I'm 5 months out from robotic prost. Healing has been frustratingly slow but some positive signs, abdominal discomfort finally slowing. One Depends a day which is an improvement, leakage is unpredictable though, sometimes stress from exercise sometimes just a random squirt for reasons I don't quite get. Beginning to get energy back with the help of springtime.
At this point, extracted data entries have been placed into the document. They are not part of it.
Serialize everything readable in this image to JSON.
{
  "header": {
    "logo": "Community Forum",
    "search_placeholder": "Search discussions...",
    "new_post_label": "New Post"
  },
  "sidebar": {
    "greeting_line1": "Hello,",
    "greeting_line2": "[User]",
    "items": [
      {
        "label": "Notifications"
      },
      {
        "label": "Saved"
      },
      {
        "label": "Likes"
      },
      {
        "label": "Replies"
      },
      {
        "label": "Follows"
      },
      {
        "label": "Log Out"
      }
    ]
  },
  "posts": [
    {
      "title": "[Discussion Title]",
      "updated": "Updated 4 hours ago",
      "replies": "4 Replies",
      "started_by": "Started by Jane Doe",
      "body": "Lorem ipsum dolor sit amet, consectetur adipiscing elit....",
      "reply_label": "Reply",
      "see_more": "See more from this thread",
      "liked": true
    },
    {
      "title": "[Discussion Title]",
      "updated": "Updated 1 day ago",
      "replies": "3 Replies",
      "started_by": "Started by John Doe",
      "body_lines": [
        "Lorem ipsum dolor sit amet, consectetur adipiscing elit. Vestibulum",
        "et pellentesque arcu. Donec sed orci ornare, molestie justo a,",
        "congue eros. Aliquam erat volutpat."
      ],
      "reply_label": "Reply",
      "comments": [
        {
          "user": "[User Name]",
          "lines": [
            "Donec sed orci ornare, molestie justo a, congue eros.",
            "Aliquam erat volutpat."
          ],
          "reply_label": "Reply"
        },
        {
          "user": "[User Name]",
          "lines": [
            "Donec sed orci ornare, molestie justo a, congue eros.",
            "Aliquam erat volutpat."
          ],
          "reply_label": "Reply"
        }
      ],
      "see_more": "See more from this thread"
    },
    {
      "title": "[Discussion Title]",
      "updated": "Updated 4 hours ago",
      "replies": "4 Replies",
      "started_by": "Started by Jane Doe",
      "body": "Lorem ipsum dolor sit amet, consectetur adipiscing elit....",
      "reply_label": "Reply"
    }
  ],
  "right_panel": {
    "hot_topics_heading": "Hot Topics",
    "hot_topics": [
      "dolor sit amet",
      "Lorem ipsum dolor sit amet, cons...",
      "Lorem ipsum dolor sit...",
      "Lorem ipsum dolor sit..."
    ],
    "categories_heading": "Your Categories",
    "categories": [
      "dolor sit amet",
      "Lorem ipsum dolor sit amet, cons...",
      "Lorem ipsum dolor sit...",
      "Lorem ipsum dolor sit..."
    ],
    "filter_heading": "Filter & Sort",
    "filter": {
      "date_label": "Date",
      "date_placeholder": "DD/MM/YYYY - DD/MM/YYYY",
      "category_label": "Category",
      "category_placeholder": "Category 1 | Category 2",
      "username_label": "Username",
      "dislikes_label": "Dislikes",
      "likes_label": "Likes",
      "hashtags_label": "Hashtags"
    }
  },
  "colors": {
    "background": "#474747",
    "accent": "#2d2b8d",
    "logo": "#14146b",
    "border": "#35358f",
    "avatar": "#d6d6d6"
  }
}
Anyway. I'm healing away 4 months in, my 3 mo. PSA is undetectable, my GP and my urologist/surgeon both say keep the PSA tests comin' every three mos. and we'll monitor it. Both recommended establishing a relationship with an oncologist just so if there is a recurrence we'll be ready to go as some of my stats suggest recurrence somewhere down the road. So I visit the oncologist. We have a nice long talk. He's looking at all the same data my other docs have. He notes the possibility for recurrance but says no treatment now, go home and continue to heal and we'll move ahead as everyone thus far agrees. He remarks that my case has some interesting elements, low PSA I think in particular and asks if I would mind if he discussed my case with other docs in the field something he says is often done. I agree. The next day I get a call that that meeting took place with not my oncol., but his colleague, not my surgeon, but his colleague and a radiologist whom I had met and who had examined me way earlier on as I was considering treatment options. He says, that I should have radiation treatments of some kind. My oncologist agrees to pass that thinking along, but thinks a bone scan is in order to make sure radiation at this point would be the appropriate approach. The nurse navigator,a kind of coordinator, and who has been of great help through out all this calls and says, the oncologist says let's throw in a CT scan for good measure on the same day just to make sure everything is everything. I had a CT just before surgery and it was neg. I'd rather do one thing at a time and do the bone scan get that over with then later perhaps another CT scan if we must. My take is that the radiologist who came on very strong on my first meeting with him early on merely wants to do some more radiology treatment and somehow and these guys are kind of going along for the ride. These guys all have the same data. How did we go from 3 docs saying go home and heal and we'll monitor PSA, to an upcoming bone scan, CT scan and perhaps radiation? It kind of has my head spinning. The nurse navigator says the early stages of treatment and discernment can be this way. Is this true? any red flags here that I'm missing. Would love some takes from the experienced, knowledgeable and savvy folks in this group. I find it most helpful.